Das oberste Verwaltungsgericht kippte am Freitag nach einem Bericht der Zeitung "Hürriyet Daily News" einen Erlass der Regierung, mit dem Ermittler dazu gezwungen werden sollten, Vorgesetzte über ihre Untersuchungen zu informieren. Die Regierung war von den Korruptionsermittlungen überrascht worden.

Der für die EU-Beitrittsverhandlungen mit Ankara zuständige EU-Kommissar Stefan Füle begrüßte die Entscheidung des Gerichts. Die von der Regierung beschlossenen Vorschriften für die Polizeiarbeit hätten "die Unabhängigkeit der Justiz und deren Handlungsfähigkeit untergraben", hieß es in einer Erklärung Füles. Er erinnerte die Türkei an ihre Pflichten als Beitrittskandidat und forderte die Regierung auf, "alle nötigen Schritte zu unternehmen, damit die Vorwürfe von Rechtsverletzungen ohne Benachteiligung oder Bevorzugung transparent und unparteiisch aufgeklärt werden".

Nach der Ablösung des im Umfeld des türkischen Ministerpräsidenten Recep Tayyip Erdogan ermittelnden Staatsanwaltes hat die CDU die Türkei an rechtsstaatliche Standards erinnert. "Wir pochen darauf, dass in der Türkei die Gewaltenteilung eingehalten wird", sagte CDU-Außenexperte Philipp Mißfelder unserer Redaktion. Offenbar tobe in der Türkei ein Machtkampf mit ungewissen Hintergründen.

Währung: Lira stürzt ab

Der Korruptionsskandal belastet das zuletzt ohnehin angeschlagene Vertrauen der Finanzmärkte in das aufstrebende Schwellenland. Die türkische Lira rutschte am Freitag im Handel mit dem US-Dollar auf ein Rekordtief. Neben der Währung gerieten auch türkische Staatsanleihen und der Aktienmarkt des Landes massiv unter Verkaufsdruck, nachdem sich ausländische Investoren teilweise aus dem Markt verabschiedet hatten.

Der Korruptionsskandal erschüttert die Türkei seit zehn Tagen und hat zum Rücktritt von drei Ministern geführt. Einer davon hatte auch Erdogan zum Amtsverzicht aufgefordert. Erdogan hatte am Mittwoch zehn seiner 26 Kabinettsposten neu besetzt. Bei den Ermittlungen geht es unter anderem darum, ob gegen Schmiergeld illegale Baugenehmigungen erteilt und Handelssanktionen gegen den Iran unterlaufen wurden.
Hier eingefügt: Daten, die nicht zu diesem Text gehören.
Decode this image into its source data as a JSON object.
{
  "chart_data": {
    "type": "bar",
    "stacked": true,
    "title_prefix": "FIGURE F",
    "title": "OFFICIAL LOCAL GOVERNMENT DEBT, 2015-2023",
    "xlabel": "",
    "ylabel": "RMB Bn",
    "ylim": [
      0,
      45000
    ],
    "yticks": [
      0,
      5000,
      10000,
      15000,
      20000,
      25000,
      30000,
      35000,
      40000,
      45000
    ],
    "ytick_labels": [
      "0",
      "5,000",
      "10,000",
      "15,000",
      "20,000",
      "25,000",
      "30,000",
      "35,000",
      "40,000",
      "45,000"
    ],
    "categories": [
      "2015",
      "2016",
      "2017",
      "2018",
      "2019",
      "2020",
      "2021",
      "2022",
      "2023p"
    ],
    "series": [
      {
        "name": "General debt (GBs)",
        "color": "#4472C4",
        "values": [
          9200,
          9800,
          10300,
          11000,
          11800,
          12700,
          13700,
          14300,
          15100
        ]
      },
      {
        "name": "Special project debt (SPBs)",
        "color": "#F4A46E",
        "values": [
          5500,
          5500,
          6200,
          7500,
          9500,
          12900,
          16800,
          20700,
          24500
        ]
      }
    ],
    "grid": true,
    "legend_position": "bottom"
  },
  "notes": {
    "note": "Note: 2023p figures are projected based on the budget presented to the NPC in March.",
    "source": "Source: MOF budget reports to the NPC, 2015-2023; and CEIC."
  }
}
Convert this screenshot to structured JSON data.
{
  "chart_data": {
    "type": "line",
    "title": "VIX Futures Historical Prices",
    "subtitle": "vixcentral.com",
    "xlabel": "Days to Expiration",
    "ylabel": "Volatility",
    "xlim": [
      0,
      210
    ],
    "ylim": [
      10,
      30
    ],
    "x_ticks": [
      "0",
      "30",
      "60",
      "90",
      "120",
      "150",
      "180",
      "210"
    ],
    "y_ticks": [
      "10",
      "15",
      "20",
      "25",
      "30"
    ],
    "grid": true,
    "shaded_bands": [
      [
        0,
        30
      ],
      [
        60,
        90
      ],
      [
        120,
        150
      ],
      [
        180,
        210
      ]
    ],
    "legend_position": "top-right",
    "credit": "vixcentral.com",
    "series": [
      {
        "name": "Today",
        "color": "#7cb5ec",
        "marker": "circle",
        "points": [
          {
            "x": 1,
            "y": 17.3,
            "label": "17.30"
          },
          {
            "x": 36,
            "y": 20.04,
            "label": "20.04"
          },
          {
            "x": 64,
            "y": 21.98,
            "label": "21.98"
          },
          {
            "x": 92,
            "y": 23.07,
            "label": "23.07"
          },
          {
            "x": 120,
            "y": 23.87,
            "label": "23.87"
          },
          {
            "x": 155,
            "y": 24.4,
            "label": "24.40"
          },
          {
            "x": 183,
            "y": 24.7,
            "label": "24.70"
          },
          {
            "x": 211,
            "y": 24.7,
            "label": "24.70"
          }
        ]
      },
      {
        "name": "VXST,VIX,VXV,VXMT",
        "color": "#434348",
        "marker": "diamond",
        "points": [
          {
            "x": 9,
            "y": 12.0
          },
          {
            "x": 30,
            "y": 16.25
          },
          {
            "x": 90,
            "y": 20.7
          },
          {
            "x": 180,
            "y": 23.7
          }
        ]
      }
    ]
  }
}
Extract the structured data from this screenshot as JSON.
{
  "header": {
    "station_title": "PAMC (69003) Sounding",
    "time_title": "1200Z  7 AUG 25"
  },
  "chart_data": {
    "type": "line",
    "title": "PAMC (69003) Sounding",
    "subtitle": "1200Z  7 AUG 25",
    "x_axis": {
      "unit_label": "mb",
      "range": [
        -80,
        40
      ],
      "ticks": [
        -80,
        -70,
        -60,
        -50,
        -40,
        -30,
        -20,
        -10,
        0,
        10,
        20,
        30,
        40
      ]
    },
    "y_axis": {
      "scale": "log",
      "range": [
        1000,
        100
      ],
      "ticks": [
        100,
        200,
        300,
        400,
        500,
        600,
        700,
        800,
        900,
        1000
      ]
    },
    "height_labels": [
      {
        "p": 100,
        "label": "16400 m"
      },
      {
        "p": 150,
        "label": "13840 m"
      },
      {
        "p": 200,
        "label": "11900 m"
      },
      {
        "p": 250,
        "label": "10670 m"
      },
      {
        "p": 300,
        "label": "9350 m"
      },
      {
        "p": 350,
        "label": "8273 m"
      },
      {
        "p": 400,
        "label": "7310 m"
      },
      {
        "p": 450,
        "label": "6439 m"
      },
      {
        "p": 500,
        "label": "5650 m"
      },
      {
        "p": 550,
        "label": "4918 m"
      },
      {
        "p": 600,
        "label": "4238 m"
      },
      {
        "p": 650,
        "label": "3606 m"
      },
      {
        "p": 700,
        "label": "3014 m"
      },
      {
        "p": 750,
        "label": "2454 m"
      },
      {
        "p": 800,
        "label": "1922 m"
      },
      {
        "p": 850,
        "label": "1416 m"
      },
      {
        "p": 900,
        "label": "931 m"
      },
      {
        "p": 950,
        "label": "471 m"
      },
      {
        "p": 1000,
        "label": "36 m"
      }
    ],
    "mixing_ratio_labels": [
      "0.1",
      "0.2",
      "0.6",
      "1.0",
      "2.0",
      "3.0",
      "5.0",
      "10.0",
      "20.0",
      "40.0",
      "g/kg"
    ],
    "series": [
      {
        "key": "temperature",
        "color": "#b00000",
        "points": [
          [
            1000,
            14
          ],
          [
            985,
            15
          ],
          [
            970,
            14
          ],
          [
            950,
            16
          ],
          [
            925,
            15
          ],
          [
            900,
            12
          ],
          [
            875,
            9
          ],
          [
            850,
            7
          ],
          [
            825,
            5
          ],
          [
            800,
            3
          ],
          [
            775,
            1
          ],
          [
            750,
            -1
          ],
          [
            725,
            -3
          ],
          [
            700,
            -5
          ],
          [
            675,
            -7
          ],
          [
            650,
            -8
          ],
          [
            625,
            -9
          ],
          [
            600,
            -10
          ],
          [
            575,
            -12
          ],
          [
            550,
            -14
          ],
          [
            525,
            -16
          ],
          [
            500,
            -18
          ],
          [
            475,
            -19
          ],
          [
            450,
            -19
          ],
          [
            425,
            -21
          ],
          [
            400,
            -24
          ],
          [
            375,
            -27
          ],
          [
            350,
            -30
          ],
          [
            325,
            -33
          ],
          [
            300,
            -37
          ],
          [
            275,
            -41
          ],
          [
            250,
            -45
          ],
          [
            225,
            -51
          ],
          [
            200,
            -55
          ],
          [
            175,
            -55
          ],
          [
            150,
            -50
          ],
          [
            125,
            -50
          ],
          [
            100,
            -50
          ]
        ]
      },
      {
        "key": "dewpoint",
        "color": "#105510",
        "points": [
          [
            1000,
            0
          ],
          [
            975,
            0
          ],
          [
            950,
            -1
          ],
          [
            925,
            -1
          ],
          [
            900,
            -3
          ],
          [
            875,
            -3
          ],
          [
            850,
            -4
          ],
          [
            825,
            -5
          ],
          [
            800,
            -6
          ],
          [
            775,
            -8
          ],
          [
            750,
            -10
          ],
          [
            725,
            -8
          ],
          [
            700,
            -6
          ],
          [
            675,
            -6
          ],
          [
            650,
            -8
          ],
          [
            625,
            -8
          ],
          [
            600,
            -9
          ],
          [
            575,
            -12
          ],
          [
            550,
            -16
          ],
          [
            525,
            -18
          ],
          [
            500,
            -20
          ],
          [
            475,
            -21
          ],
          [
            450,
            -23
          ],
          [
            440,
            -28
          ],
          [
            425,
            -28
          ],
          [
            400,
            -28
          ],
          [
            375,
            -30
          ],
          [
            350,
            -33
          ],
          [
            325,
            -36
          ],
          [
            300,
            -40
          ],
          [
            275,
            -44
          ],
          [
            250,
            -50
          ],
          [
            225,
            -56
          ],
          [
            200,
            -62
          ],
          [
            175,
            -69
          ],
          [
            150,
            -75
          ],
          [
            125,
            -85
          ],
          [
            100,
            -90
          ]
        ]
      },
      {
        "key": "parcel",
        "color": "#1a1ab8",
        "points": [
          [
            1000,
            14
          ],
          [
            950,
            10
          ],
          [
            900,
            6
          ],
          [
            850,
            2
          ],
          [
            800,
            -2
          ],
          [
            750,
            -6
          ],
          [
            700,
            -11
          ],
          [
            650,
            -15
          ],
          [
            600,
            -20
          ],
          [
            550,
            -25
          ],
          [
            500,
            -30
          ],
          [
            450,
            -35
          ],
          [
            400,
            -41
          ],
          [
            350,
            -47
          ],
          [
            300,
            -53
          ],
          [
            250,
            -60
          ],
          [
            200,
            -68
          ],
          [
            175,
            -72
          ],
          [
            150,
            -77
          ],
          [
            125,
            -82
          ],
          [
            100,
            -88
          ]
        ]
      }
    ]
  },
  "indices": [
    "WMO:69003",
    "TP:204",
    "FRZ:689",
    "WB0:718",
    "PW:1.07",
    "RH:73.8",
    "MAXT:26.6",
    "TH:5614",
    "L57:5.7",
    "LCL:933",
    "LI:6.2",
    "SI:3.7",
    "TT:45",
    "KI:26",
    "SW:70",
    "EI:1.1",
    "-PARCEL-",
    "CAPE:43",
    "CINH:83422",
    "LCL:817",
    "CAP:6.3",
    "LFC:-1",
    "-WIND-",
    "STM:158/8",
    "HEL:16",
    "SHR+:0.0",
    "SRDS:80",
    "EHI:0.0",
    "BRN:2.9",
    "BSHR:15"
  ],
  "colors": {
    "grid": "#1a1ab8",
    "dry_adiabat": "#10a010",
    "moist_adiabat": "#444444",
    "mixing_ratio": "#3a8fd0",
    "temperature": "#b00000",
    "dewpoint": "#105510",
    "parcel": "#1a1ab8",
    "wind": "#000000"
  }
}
Erdogan hat die Ermittlungen als "dreckige Operation" gegen seine Regierung mit Hintermännern im In- und Ausland bezeichnet.

Abgeordnete kehren der Regierungspartei AKP unterdessen den Rücken. Drei Parlamentarier erklärten am Freitag ihren Austritt aus der AKP. Zuvor hatte bereits Ex-Innenminister Naim Sahin seinen Austritt erklärt. Kurz vor Bekanntwerden des Korruptionsskandals hatte der einstige Fußball-Star Hakan Sükür die Partei verlassen. Die absolute Mehrheit der AKP im Parlament gefährden die Austritte nicht.

Für Schlagzeilen sorgte am Freitag die Ablösung des Istanbuler Staatsanwalts Muammer Akkas von seinen Korruptionsermittlungen. Er war am Donnerstag von dem Fall abgezogen worden, bei dem regierungskritischen Medienberichten zufolge auch im Umfeld von Ministerpräsident Erdogan ermittelt wurde.

Akkas hatte öffentlich beklagt, auf ihn sei Druck ausgeübt worden. Die Polizei habe seine Anordnung ignoriert, Verdächtige festzunehmen. Die Regierung hat zahlreiche ranghohe Polizisten austauschen lassen, darunter den Polizeichef Istanbuls. Ihr wird vorgeworfen, die Korruptionsermittlungen behindern zu wollen.

Regierungskritische Proteste haben in der Türkei in den vergangenen Tagen wieder zugenommen. Sie haben aber längst nicht die Ausmaße vom Sommer erreicht.